Polymorphism in Haskell means being able to write code in terms of values which may be one of several, or any, type. Polymorphism in Haskell is either parametric or constrained.
Instead of limiting functions to a concrete type, we use typeclass polymorphic type variables. Polymorphic type variables give us the ability to implement expressions that can accept arguments and return results of different types without having to write variations on the same expression for each type.
In Haskell, polymorphism divides into two categories: parametric polymorphism and constrained polymorphism.
Parametric polymorphism
Parametric polymorphism is broader than ad-hoc polymorphism. Parametric polymorphism refers to type variables, or parameters, that are fully polymorphic. When unconstrained by a typeclass, their final, concrete type could be anything. Constrained polymorphism, on the other hand, puts typeclass constraints on the variable, decreasing the number of concrete types it could be, but increasing what you can actually do with it by defining and bringing into scope a set of operations.
A function is polymorphic when its type signature has variables that can represent more than one type. That is, its parameters are polymorphic. Parametric polymorphism refers to fully polymorphic (unconstrained by a typeclass) parameters. Parametricity is the property we get from having parametric polymorphism. Parametricity means that the behavior of a function with respect to the types of its (parametrically polymorphic) arguments is uniform. The behavior is uniform across all concrete applications of the function, it can not change just because it was applied to an argument of a different type.
Ad-hoc polymorphism
Polymorphism in many other languages is probably a form of constrained, often called ad-hoc, polymorphism. Ad-hoc polymorphism in Haskell is implemented with typeclasses.

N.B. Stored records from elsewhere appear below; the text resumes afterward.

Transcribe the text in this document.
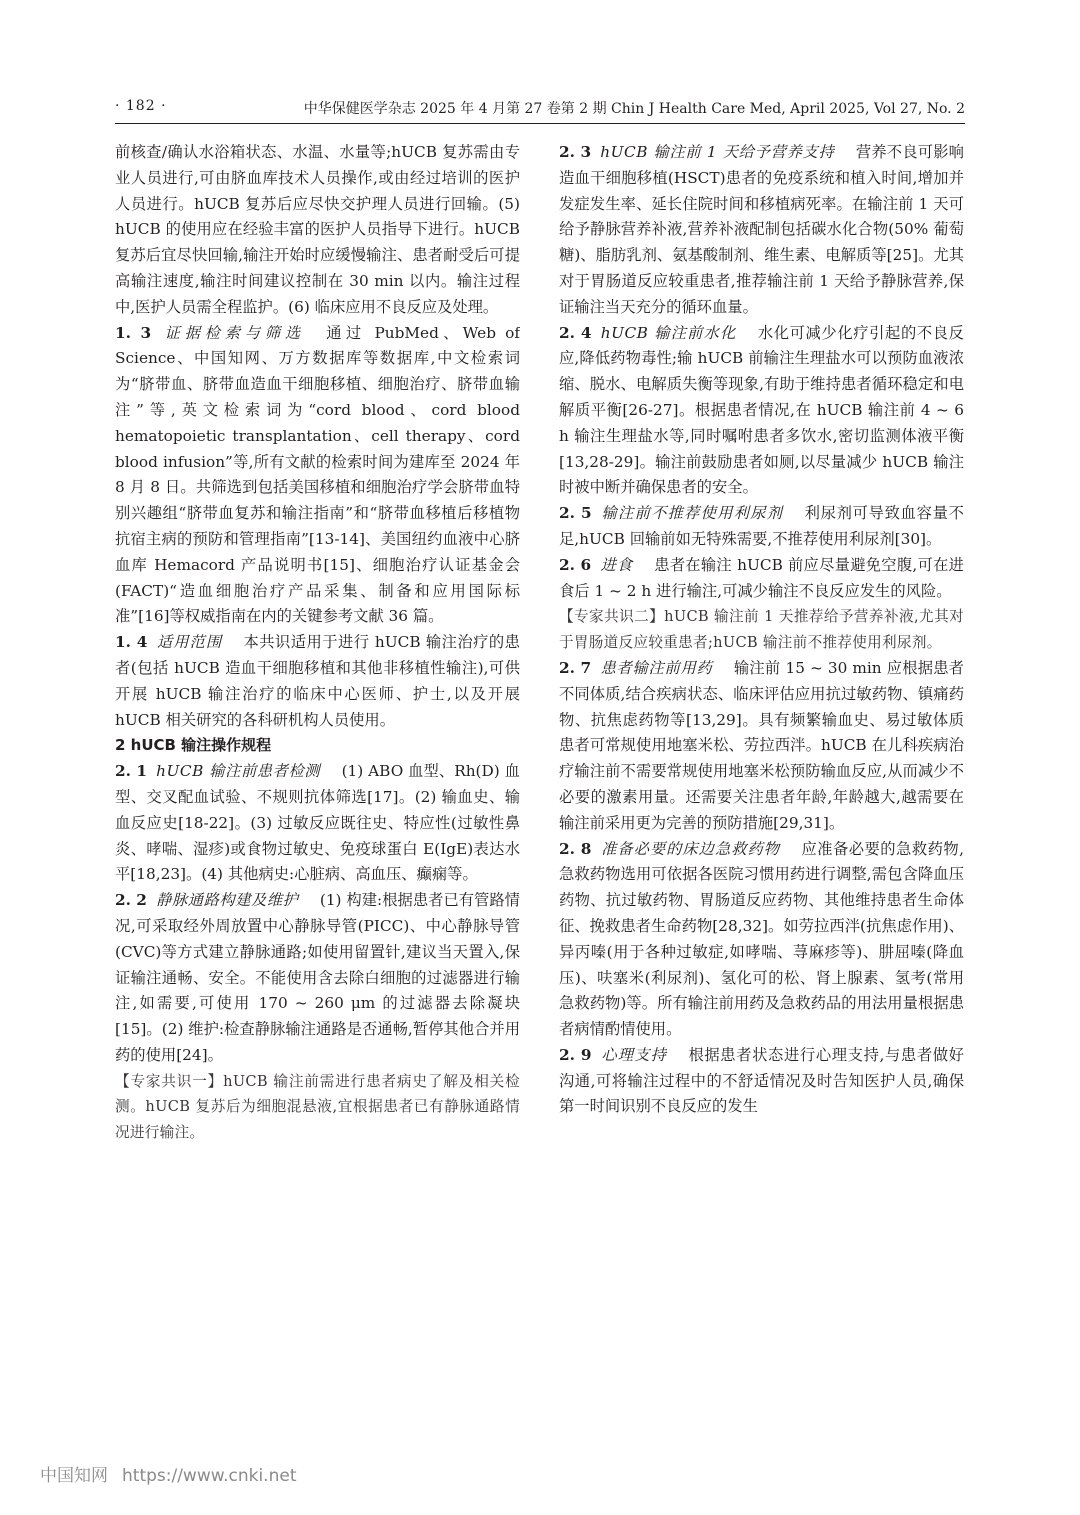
· 182 ·	中华保健医学杂志 2025 年 4 月第 27 卷第 2 期 Chin J Health Care Med, April 2025, Vol 27, No. 2

前核查/确认水浴箱状态、水温、水量等;hUCB 复苏需由专业人员进行,可由脐血库技术人员操作,或由经过培训的医护人员进行。hUCB 复苏后应尽快交护理人员进行回输。(5) hUCB 的使用应在经验丰富的医护人员指导下进行。hUCB 复苏后宜尽快回输,输注开始时应缓慢输注、患者耐受后可提高输注速度,输注时间建议控制在 30 min 以内。输注过程中,医护人员需全程监护。(6) 临床应用不良反应及处理。

1. 3 证据检索与筛选 通过 PubMed、Web of Science、中国知网、万方数据库等数据库,中文检索词为“脐带血、脐带血造血干细胞移植、细胞治疗、脐带血输注”等,英文检索词为“cord blood、cord blood hematopoietic transplantation、cell therapy、cord blood infusion”等,所有文献的检索时间为建库至 2024 年 8 月 8 日。共筛选到包括美国移植和细胞治疗学会脐带血特别兴趣组“脐带血复苏和输注指南”和“脐带血移植后移植物抗宿主病的预防和管理指南”[13-14]、美国纽约血液中心脐血库 Hemacord 产品说明书[15]、细胞治疗认证基金会(FACT)“造血细胞治疗产品采集、制备和应用国际标准”[16]等权威指南在内的关键参考文献 36 篇。

1. 4 适用范围 本共识适用于进行 hUCB 输注治疗的患者(包括 hUCB 造血干细胞移植和其他非移植性输注),可供开展 hUCB 输注治疗的临床中心医师、护士,以及开展 hUCB 相关研究的各科研机构人员使用。

2 hUCB 输注操作规程

2. 1 hUCB 输注前患者检测 (1) ABO 血型、Rh(D) 血型、交叉配血试验、不规则抗体筛选[17]。(2) 输血史、输血反应史[18-22]。(3) 过敏反应既往史、特应性(过敏性鼻炎、哮喘、湿疹)或食物过敏史、免疫球蛋白 E(IgE)表达水平[18,23]。(4) 其他病史:心脏病、高血压、癫痫等。

2. 2 静脉通路构建及维护 (1) 构建:根据患者已有管路情况,可采取经外周放置中心静脉导管(PICC)、中心静脉导管(CVC)等方式建立静脉通路;如使用留置针,建议当天置入,保证输注通畅、安全。不能使用含去除白细胞的过滤器进行输注,如需要,可使用 170 ~ 260 μm 的过滤器去除凝块[15]。(2) 维护:检查静脉输注通路是否通畅,暂停其他合并用药的使用[24]。

【专家共识一】hUCB 输注前需进行患者病史了解及相关检测。hUCB 复苏后为细胞混悬液,宜根据患者已有静脉通路情况进行输注。

2. 3 hUCB 输注前 1 天给予营养支持 营养不良可影响造血干细胞移植(HSCT)患者的免疫系统和植入时间,增加并发症发生率、延长住院时间和移植病死率。在输注前 1 天可给予静脉营养补液,营养补液配制包括碳水化合物(50% 葡萄糖)、脂肪乳剂、氨基酸制剂、维生素、电解质等[25]。尤其对于胃肠道反应较重患者,推荐输注前 1 天给予静脉营养,保证输注当天充分的循环血量。

2. 4 hUCB 输注前水化 水化可减少化疗引起的不良反应,降低药物毒性;输 hUCB 前输注生理盐水可以预防血液浓缩、脱水、电解质失衡等现象,有助于维持患者循环稳定和电解质平衡[26-27]。根据患者情况,在 hUCB 输注前 4 ~ 6 h 输注生理盐水等,同时嘱咐患者多饮水,密切监测体液平衡[13,28-29]。输注前鼓励患者如厕,以尽量减少 hUCB 输注时被中断并确保患者的安全。

2. 5 输注前不推荐使用利尿剂 利尿剂可导致血容量不足,hUCB 回输前如无特殊需要,不推荐使用利尿剂[30]。

2. 6 进食 患者在输注 hUCB 前应尽量避免空腹,可在进食后 1 ~ 2 h 进行输注,可减少输注不良反应发生的风险。

【专家共识二】hUCB 输注前 1 天推荐给予营养补液,尤其对于胃肠道反应较重患者;hUCB 输注前不推荐使用利尿剂。

2. 7 患者输注前用药 输注前 15 ~ 30 min 应根据患者不同体质,结合疾病状态、临床评估应用抗过敏药物、镇痛药物、抗焦虑药物等[13,29]。具有频繁输血史、易过敏体质患者可常规使用地塞米松、劳拉西泮。hUCB 在儿科疾病治疗输注前不需要常规使用地塞米松预防输血反应,从而减少不必要的激素用量。还需要关注患者年龄,年龄越大,越需要在输注前采用更为完善的预防措施[29,31]。

2. 8 准备必要的床边急救药物 应准备必要的急救药物,急救药物选用可依据各医院习惯用药进行调整,需包含降血压药物、抗过敏药物、胃肠道反应药物、其他维持患者生命体征、挽救患者生命药物[28,32]。如劳拉西泮(抗焦虑作用)、异丙嗪(用于各种过敏症,如哮喘、荨麻疹等)、肼屈嗪(降血压)、呋塞米(利尿剂)、氢化可的松、肾上腺素、氢考(常用急救药物)等。所有输注前用药及急救药品的用法用量根据患者病情酌情使用。

2. 9 心理支持 根据患者状态进行心理支持,与患者做好沟通,可将输注过程中的不舒适情况及时告知医护人员,确保第一时间识别不良反应的发生

中国知网 https://www.cnki.net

Ad-hoc polymorphism is polymorphism that applies one or more typeclass constraints to what would’ve otherwise been a parametrically polymorphic type variable. Here, rather than representing a uniformity of behavior across all concrete applications, the purpose of ad-hoc polymorphism is to allow the functions to have different behavior for each instance. This ad-hoc-ness is constrained by the types in the typeclass that defines the methods and Haskell’s requirement that typeclass instances be unique for a given type.